La journée s'annonçait belle, immuablement belle, poussiéreuse et brûlante comme les précédentes. Nous nous engageâmes sur le gros pavé de la chaussée de Saint Trond. Le canon rumorait toujours au loin, mais son orbe paraissait de plus en plus immense, décrivant une circonférence démesurée qui se courbait du septentrion au midi et dont il nous semblait que nous étions le centre, le point mort. On l'entendait au nord, au delà d'Hasselt et de Diest; au nord-ouest, du côté du camp retranché d'Anvers; l'ouest, vers Bruxelles, plus loin peut-être; au sud-ouest, sur la Sambre; au sud, tout le long de la Meuse.

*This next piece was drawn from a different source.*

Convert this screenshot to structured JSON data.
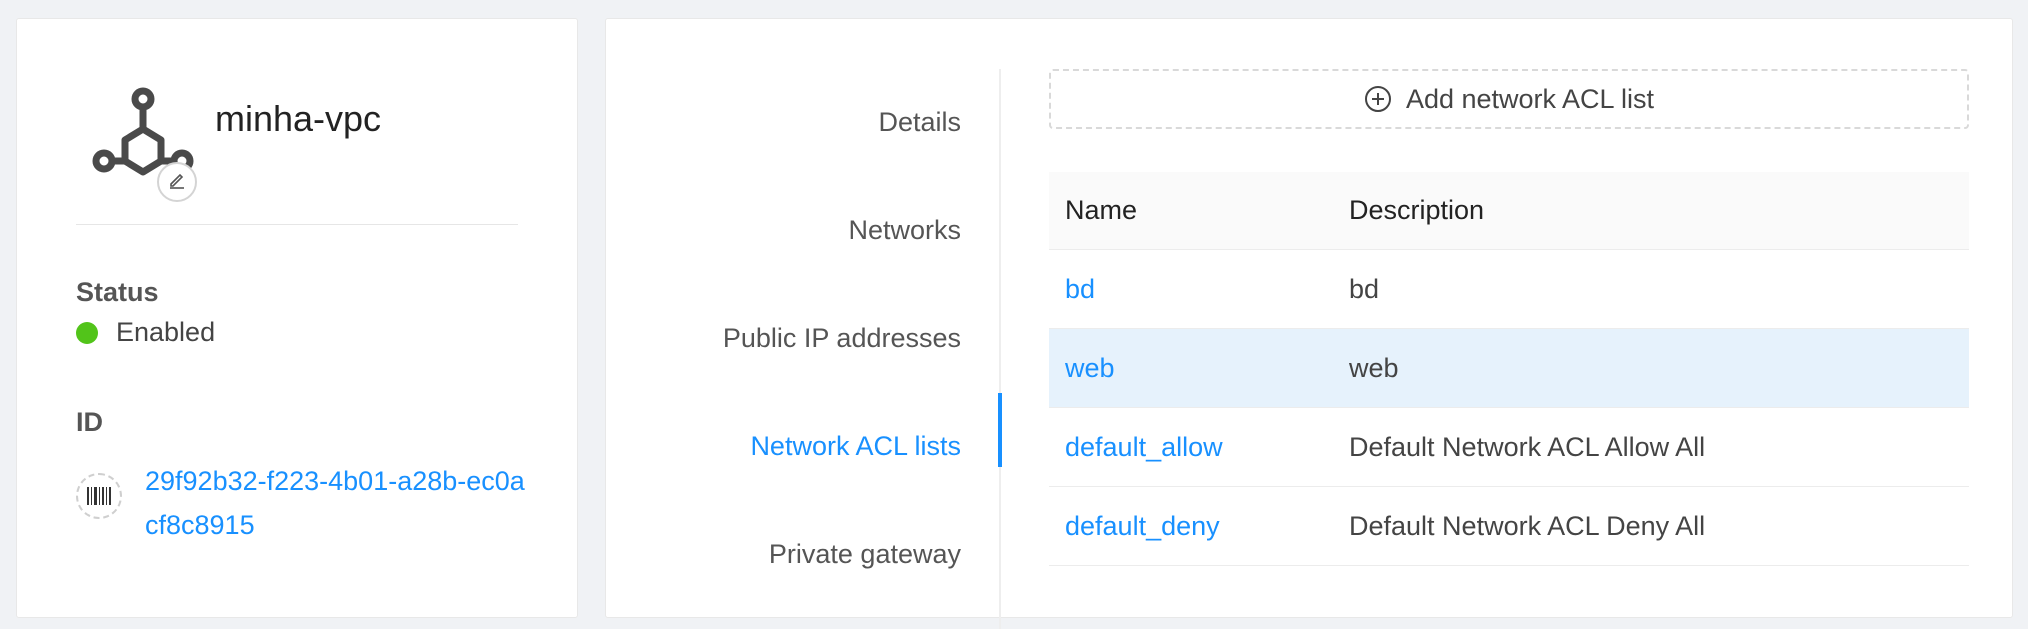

Le concert orageux présentait toute la gamme des sonorités graves, comme un orgue jouant sourdement au clavier de pédales. Aux grondements du principal et de la contre-basse répondaient les ronflements du violoncelle et du bourdon, en même temps qu'aux harmonies profondes des flûtes succédaient ou se superposaient les grommellements du basson, les grognements du gros nasard et les sombres déflagrations de la bombarde. Parfois ce ronronnement perpétuel se piquait de crépitations plus vives, plus grêles et plus nettes, beaucoup plus proches aussi, salves de fusils ou de mitrailleuses qui exécutaient des civils et châtiaient des villages. Parfois encore, une alouette fuyait verticalement en jetant un trille aigu ou un vol de canards partait d'une mare, oblique, claqueur et sonore.